— Ну и еще раз спрашиваю, разве ваша гордость, а мое честолюбие не достаточно удовлетворены? — воскликнул Дюкормье. — Не хотите ли вы упрекнуть меня за то, что я угадал в вас женщину с большим здравым смыслом и слишком умную для того, чтобы обмануться моими влюбленными вздохами? Скажите же на милость, с какой целью вы возвращаетесь к прошлому?
— Я напоминаю о нем, потому что оно представляет ужасный кошмар с настоящим. Последняя цитата, самая важная из всех, покажет вам это.
— Послушаем ее.
— Не сказали ли вы мне, когда мы строили планы о нашей совместной жизни: «Сударыня, я сейчас подойду к самому щекотливому вопросу с моей обычной откровенностью. Моя молодость должна внушать вам опасения. Вы должны думать: «Мой муж в его летах будет иметь любовниц, что вызовет неприятности, и я в этом браке, вместо удовлетворения гордости и тщеславия, найду одни оскорбления, стану смешна…»
— Действительно, милая Жозефа, я говорил это. Но разве я не прибавил, что, хотя я и молод, но так рано начал любить и так много любил, что совершенно пресытился в этих страстишках и в этом отношении я пятидесятилетний старик, что у меня только одна страсть — гордое честолюбие? Одним словом, не поклялся ли я, что вы никогда не будете в неприятном положении жены, которую муж компрометирует изменами? Ну-с, скажите откровенно, нарушил ли я данное слово? Позволил ли я себе малейшую вольность, малейшее легкомыслие?
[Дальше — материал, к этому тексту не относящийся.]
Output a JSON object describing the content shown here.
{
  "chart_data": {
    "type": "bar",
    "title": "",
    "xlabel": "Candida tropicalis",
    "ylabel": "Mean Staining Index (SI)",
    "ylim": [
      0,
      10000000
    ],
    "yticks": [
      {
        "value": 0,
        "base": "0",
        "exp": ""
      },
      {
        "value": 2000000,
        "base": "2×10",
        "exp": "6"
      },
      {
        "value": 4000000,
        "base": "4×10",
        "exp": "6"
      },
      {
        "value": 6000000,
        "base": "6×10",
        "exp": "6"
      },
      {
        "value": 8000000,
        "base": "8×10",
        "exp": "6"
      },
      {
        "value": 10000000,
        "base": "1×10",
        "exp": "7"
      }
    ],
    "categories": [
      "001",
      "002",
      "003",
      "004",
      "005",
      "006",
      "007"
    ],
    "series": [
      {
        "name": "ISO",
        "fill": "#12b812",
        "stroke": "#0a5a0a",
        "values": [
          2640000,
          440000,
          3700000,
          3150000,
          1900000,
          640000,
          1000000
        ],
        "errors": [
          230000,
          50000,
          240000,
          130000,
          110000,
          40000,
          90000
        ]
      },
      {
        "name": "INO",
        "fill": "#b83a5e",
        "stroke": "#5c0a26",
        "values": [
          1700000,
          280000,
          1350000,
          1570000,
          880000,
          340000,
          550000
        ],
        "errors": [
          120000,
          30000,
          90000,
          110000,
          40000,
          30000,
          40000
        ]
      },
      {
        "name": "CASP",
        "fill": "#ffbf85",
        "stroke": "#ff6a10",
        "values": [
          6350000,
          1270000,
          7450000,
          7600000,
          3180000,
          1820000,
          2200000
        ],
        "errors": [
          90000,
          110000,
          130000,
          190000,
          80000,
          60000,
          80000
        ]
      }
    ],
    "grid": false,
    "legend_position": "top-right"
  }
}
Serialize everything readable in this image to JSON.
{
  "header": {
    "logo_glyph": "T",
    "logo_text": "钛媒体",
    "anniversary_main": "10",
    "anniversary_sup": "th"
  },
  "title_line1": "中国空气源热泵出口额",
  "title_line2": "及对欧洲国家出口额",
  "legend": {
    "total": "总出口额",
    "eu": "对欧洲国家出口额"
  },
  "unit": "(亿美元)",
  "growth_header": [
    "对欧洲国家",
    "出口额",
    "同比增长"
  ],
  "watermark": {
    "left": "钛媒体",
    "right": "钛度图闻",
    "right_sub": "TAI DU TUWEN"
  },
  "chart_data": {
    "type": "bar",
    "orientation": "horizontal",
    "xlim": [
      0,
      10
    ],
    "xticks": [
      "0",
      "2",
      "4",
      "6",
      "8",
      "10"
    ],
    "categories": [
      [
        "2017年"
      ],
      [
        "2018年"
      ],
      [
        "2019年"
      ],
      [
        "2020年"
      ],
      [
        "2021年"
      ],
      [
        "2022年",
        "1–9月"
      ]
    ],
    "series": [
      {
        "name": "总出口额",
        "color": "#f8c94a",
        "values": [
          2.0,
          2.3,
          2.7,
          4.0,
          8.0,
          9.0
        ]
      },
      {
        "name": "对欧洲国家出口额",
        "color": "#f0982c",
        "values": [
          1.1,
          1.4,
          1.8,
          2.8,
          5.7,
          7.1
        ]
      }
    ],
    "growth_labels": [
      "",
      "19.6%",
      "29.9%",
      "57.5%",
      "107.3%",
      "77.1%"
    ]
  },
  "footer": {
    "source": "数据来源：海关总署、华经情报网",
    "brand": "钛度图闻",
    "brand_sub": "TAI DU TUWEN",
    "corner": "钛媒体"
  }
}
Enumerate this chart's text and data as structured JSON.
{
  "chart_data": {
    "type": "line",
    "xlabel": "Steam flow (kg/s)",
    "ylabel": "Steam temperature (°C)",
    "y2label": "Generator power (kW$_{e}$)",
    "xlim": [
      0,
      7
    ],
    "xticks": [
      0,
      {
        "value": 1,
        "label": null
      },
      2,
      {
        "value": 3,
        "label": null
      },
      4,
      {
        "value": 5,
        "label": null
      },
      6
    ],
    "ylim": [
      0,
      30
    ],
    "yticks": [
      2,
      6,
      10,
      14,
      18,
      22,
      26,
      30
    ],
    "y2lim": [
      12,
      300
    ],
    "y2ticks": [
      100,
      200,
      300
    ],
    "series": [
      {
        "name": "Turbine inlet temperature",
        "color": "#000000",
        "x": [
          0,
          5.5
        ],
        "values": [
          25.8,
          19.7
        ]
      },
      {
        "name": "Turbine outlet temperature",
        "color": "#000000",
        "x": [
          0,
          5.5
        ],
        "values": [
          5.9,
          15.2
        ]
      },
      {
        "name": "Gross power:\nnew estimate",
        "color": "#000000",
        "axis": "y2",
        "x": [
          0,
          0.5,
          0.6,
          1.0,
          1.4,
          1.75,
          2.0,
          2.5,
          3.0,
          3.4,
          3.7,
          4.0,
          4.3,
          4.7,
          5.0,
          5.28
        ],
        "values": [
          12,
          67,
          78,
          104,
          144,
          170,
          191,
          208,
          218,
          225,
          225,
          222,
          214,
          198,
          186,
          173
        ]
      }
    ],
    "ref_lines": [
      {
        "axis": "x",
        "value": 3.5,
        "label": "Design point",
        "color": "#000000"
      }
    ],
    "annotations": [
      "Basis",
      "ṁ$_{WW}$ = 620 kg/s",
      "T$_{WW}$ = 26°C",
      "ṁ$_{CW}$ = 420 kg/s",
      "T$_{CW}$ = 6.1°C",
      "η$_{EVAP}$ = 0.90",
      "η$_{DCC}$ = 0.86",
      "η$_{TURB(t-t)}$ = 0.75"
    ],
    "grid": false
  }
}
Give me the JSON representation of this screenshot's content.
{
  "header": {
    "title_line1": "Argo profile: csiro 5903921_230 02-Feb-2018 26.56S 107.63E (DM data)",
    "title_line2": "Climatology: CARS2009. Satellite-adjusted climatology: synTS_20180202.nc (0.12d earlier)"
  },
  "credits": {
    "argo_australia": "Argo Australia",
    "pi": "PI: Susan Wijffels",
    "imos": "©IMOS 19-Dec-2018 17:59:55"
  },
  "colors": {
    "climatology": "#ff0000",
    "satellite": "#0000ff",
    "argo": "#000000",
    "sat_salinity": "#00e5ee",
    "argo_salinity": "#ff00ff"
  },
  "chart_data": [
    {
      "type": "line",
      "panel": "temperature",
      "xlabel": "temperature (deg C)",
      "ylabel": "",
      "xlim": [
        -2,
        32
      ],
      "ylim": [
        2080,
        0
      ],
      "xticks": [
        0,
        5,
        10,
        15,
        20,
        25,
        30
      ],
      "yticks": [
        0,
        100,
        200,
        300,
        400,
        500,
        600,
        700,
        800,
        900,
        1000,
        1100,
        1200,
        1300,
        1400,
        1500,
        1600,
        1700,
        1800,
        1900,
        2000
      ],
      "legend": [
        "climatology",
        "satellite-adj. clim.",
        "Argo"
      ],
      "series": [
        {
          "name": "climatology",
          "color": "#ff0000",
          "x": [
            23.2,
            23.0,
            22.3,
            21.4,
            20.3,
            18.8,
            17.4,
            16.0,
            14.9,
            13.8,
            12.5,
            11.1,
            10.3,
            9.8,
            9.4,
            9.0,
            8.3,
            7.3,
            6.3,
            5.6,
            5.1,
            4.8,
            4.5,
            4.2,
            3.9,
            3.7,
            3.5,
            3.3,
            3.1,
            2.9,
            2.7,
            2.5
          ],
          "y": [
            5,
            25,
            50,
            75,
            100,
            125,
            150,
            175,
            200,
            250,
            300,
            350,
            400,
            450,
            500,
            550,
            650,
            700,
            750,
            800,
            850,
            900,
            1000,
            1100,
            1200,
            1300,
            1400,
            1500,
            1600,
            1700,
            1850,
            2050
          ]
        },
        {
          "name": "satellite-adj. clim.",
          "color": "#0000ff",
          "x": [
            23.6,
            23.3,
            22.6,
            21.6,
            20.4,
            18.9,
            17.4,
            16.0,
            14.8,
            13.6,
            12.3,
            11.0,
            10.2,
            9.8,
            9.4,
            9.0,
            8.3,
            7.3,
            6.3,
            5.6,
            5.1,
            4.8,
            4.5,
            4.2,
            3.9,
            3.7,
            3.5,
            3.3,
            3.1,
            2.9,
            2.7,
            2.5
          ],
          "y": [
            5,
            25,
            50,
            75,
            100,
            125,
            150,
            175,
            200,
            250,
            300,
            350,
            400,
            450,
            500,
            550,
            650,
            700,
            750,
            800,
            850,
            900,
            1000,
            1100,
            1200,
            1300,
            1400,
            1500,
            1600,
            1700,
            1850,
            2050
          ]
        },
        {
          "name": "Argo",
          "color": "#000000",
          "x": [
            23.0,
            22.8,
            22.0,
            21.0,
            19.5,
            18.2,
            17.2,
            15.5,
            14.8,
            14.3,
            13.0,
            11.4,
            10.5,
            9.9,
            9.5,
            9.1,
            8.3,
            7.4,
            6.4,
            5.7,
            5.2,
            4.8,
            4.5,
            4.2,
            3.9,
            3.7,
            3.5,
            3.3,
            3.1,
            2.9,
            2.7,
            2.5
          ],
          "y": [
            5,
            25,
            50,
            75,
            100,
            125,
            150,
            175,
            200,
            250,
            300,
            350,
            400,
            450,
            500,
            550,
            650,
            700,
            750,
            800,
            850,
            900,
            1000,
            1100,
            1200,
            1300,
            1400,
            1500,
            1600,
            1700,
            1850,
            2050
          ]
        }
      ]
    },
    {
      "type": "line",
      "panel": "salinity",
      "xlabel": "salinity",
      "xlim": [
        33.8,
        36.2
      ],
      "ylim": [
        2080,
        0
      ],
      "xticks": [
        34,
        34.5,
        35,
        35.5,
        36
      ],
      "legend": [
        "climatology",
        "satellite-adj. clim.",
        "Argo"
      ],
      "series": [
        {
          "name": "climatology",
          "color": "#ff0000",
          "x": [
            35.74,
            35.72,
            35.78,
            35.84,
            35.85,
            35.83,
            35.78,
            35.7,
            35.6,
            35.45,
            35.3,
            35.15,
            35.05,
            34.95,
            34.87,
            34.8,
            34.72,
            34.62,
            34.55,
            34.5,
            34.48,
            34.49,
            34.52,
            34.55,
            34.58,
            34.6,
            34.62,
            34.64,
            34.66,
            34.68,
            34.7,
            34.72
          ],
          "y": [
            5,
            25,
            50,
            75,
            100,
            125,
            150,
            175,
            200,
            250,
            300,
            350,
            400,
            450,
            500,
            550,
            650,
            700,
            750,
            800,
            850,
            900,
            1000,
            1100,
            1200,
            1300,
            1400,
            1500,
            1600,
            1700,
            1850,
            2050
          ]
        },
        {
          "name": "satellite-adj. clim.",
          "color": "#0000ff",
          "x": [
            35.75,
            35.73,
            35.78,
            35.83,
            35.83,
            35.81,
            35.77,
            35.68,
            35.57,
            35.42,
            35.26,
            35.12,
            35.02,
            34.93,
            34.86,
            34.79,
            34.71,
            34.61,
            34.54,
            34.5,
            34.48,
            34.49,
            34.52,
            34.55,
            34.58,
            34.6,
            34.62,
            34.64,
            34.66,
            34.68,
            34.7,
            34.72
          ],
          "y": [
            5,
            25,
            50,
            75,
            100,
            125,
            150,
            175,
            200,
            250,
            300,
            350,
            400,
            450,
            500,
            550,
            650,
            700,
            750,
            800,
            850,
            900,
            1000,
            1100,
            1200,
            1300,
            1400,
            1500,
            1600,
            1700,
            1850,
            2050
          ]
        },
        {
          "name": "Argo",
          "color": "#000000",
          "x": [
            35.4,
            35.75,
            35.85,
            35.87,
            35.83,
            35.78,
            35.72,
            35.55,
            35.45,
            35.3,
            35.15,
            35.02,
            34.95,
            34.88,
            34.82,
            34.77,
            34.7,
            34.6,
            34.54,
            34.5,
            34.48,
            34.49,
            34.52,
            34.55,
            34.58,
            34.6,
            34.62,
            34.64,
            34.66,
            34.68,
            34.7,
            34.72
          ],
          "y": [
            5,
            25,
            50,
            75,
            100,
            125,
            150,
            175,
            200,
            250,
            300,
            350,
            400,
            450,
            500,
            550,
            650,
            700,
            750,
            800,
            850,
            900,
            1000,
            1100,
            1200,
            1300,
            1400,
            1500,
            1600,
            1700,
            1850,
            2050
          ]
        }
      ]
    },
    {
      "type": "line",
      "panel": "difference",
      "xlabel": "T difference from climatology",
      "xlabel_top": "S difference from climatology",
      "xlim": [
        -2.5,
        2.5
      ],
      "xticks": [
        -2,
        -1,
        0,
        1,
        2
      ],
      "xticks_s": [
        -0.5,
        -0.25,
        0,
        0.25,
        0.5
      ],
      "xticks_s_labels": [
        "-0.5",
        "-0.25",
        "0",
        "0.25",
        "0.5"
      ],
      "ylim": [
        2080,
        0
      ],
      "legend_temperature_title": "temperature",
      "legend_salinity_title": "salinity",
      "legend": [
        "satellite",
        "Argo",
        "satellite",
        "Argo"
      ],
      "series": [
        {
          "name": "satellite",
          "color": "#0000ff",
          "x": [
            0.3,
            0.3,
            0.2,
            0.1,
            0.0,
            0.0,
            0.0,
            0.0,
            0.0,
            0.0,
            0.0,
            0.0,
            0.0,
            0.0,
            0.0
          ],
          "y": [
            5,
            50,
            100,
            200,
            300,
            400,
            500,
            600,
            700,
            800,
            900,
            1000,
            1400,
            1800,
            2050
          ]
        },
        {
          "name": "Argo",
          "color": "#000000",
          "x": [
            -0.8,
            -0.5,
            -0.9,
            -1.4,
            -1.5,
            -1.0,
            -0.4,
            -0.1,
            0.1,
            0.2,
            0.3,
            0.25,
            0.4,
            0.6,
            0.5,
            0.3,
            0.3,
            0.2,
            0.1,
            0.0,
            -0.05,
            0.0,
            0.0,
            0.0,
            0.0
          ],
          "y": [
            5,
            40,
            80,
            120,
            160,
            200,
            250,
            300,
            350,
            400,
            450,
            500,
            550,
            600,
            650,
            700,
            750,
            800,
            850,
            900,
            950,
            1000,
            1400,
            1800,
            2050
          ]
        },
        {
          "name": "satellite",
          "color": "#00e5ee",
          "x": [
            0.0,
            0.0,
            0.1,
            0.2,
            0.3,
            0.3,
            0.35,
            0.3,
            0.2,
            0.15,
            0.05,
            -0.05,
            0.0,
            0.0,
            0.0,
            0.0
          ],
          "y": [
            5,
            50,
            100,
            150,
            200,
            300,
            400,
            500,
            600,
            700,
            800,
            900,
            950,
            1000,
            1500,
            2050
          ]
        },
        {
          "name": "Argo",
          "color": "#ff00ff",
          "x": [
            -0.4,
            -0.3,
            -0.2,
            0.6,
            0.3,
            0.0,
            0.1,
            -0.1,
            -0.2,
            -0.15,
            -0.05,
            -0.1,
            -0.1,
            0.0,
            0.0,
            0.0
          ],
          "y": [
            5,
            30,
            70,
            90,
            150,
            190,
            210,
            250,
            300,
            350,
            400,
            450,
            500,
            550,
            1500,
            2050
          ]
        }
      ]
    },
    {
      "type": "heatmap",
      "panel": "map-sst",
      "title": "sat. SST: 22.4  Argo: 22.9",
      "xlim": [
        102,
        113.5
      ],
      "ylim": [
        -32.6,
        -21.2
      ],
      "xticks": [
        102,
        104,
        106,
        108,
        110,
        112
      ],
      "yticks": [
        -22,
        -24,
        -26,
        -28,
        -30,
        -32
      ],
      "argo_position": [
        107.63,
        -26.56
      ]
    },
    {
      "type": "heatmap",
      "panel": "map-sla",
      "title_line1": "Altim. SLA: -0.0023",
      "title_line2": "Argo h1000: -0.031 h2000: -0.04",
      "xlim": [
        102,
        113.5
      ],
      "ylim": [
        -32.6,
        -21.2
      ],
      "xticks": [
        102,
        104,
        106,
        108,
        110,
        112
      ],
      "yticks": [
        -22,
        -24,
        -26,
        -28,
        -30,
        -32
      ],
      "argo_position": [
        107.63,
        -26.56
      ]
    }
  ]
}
И божусь, моя дорогая, что в этом я не приношу вам ни малейшей жертвы.
Г-жа Дюкормье пристально взглянула на Анатоля и сказала ему:
— А графиня Мимеска?
— Графиня? — воскликнул Дюкормье с глубоко изумленным видом. — Вы ревнуете к графине?
— Я думала, что дала вам до сих пор достаточно доказательств в моем здравом смысле, чтобы не выслушивать в мои годы упреков в ревности к молодой очаровательной женщине.
— Позвольте, Жозефа, я…
— Я ревнива, сударь, только к одной вещи, сударь: к моему достоинству и самолюбию, если вам угодно. Мне нет дела, если вы имеете тайных любовниц; но я никогда не потерплю, чтобы вы заставляли меня играть смешную роль. И в особенности не позволю, чтобы вы скомпрометировали и, быть может, погубили наше положение прискорбным неприличием. Вы французский посланник при этом чопорном дворе и поэтому должны быть очень сдержанны и осторожны. Было бы очень неприлично и, повторяю, очень опасно для вашего дипломатического будущего публично рисоваться своими претензиями на благосклонности графини Мимеска, как вы это сделали сегодня. Да, милостивый государь, потому что когда мы любовались охотой в лесном павильоне, то ваша беспрерывная угодливость к графине произвела почти скандал. Одним словом, вы перешли меру, и дольше молчать я не могу.